Worse—if they brought out the Yncarne, that would be a headache.

However he tallied it, clashing with the Ynnari here was a bad move—and risked wrecking hard-won ties between humanity and the Aeldari.

"Better to pull Yvraine toward the Redemption Satellite Zone."

Decision made, Eden sent the order: the Drukhari archon in the Redemption Satellite Zone was to find a way to contact Yvraine.

Then he whistled the swarm back to their bioships and left the Ynnari alone, pressing on toward Commorragh. The living star-cloud rolled overhead and kept on going.

"Ynnead preserve us…"

Yvraine watched the Tyranids devour the Slaaneshi tide—and felt death at her throat.

When the last daemon fell, the swarm's many eyes turned hungrily toward her lines. An attack felt moments away.

She began to form the Reborn to receive the charge—when the sky itself darkened.

The entire Webway above…filled with a living nebula. The swarm's bioships blotted out the world.

"Perhaps it's time I gave my life to the God of the Dead."

The thought cut through her.

She could see no path by which the Ynnari could survive an attack by a full Tyranid biofleet. Not even a stand.

Only one gambit remained: unleash the caged shard of a star god, and with her host's lives call forth the Yncarne. Maybe that would bleed the fleet.

But the price was everything.

She hesitated.

She could also tell the swarm's true heading: the Dark City of their Drukhari kin.

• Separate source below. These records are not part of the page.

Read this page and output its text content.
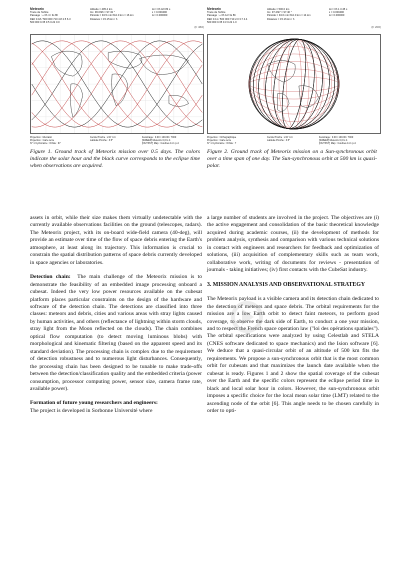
Meteorix
Trace de l'orbite
Passage : + 0h 4 / 3s 8h
DEF 0.18 / 500 000 710 4.8 2.5 6.3
500 000 0.35 0.5 0.22 0.0
Altitude = 495.4 km
Inc. 96.0/96 = 97.43 °
Période = 94.5 min Péri.0 km = 16 km
Distance = 15.15 km / h
Δt = 0h 4/3 83 s
ε = 0.000490
Δ = 0.000000
(F 460)
Projection : Mercator
Projection : Carte terre
N° 1 Cyclomètre : Orbite : 97
Cercle Proche : 2-D' 4.4
Latitude Proche : 3.5°
Fenêtrage : 0.00 / 100.00 / 7000
[SWEEP] Meteorix 0,0 Is 4
[OUTPUT] Map : Courbes 11 1 p-4
Meteorix
Trace de l'orbite
Passage : + 0h 1/2 3s 8h
DEF 0.11 / 500 000 710 2.0 3.7 4.4
500 000 0.35 0.3 0.22 1.0
Altitude = 500.0 km
Inc. 97.4/97 = 97.40 °
Période = 94.6 min Péri.0 km = 14 km
Distance = 15.16 km / h
Δt = 0h 1 3.45 s
ε = 0.000490
Δ = 0.000000
(F 200)
Projection : Orthographique
Projection : Carte terre
N° 1 Cyclomètre : Orbite : 7
Cercle Proche : 2-D' 4.4
Latitude Proche : 3.5°
Fenêtrage : 0.00 / 100.00 / 7000
[SWEEP] Meteorix 0,0 Is 4
[OUTPUT] Map : Courbes 11 1 p-4
Figure 1. Ground track of Meteorix mission over 0.5 days. The colors indicate the solar hour and the black curve corresponds to the eclipse time when observations are acquired.
Figure 2. Ground track of Meteorix mission on a Sun-synchronous orbit over a time span of one day. The Sun-synchronous orbit at 500 km is quasi-polar.

assets in orbit, while their size makes them virtually undetectable with the currently available observations facilities on the ground (telescopes, radars). The Meteorix project, with its on-board wide-field camera (40-deg), will provide an estimate over time of the flow of space debris entering the Earth's atmosphere, at least along its trajectory. This information is crucial to constrain the spatial distribution patterns of space debris currently developed in space agencies or laboratories.

Detection chain: The main challenge of the Meteorix mission is to demonstrate the feasibility of an embedded image processing onboard a cubesat. Indeed the very low power resources available on the cubesat platform places particular constraints on the design of the hardware and software of the detection chain. The detections are classified into three classes: meteors and debris, cities and various areas with stray lights caused by human activities, and others (reflectance of lightning within storm clouds, stray light from the Moon reflected on the clouds). The chain combines optical flow computation (to detect moving luminous blobs) with morphological and kinematic filtering (based on the apparent speed and its standard deviation). The processing chain is complex due to the requirement of detection robustness and to numerous light disturbances. Consequently, the processing chain has been designed to be tunable to make trade-offs between the detection/classification quality and the embedded criteria (power consumption, processor computing power, sensor size, camera frame rate, available power).

Formation of future young researchers and engineers:
The project is developed in Sorbonne Université where

a large number of students are involved in the project. The objectives are (i) the active engagement and consolidation of the basic theoretical knowledge acquired during academic courses, (ii) the development of methods for problem analysis, synthesis and comparison with various technical solutions in contact with engineers and researchers for feedback and optimization of solutions, (iii) acquisition of complementary skills such as team work, collaborative work, writing of documents for reviews - presentation of journals - taking initiatives; (iv) first contacts with the CubeSat industry.

3. MISSION ANALYSIS AND OBSERVATIONAL STRATEGY

The Meteorix payload is a visible camera and its detection chain dedicated to the detection of meteors and space debris. The orbital requirements for the mission are a low Earth orbit to detect faint meteors, to perform good coverage, to observe the dark side of Earth, to conduct a one year mission, and to respect the French space operation law ("loi des opérations spatiales"). The orbital specifications were analyzed by using Celestlab and STELA (CNES software dedicated to space mechanics) and the Ision software [6]. We deduce that a quasi-circular orbit of an altitude of 500 km fits the requirements. We propose a sun-synchronous orbit that is the most common orbit for cubesats and that maximizes the launch date available when the cubesat is ready. Figures 1 and 2 show the spatial coverage of the cubesat over the Earth and the specific colors represent the eclipse period time in black and local solar hour in colors. However, the sun-synchronous orbit imposes a specific choice for the local mean solar time (LMT) related to the ascending node of the orbit [6]. This angle needs to be chosen carefully in order to opti-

If they had no hope of escape anyway…perhaps the right move was to strike first—stake their lives for the Aeldari's future.

And then, unexpectedly, the swarm withdrew into their bioships.

They showed no interest in attacking the Ynnari at all. They simply drove on, their falling shadow washing over the entire column as they passed.

Not a soul moved. No one dared breathe.

Yvraine's fingers tightened around the trigger-rune that would loose the star-shard. If the swarm twitched—

She would spend everything.

Szzzt—

For reasons unknown, a Firestorm heavy anti-air platform suddenly opened up, raking the Tyranid bioship overhead with a stream of fire.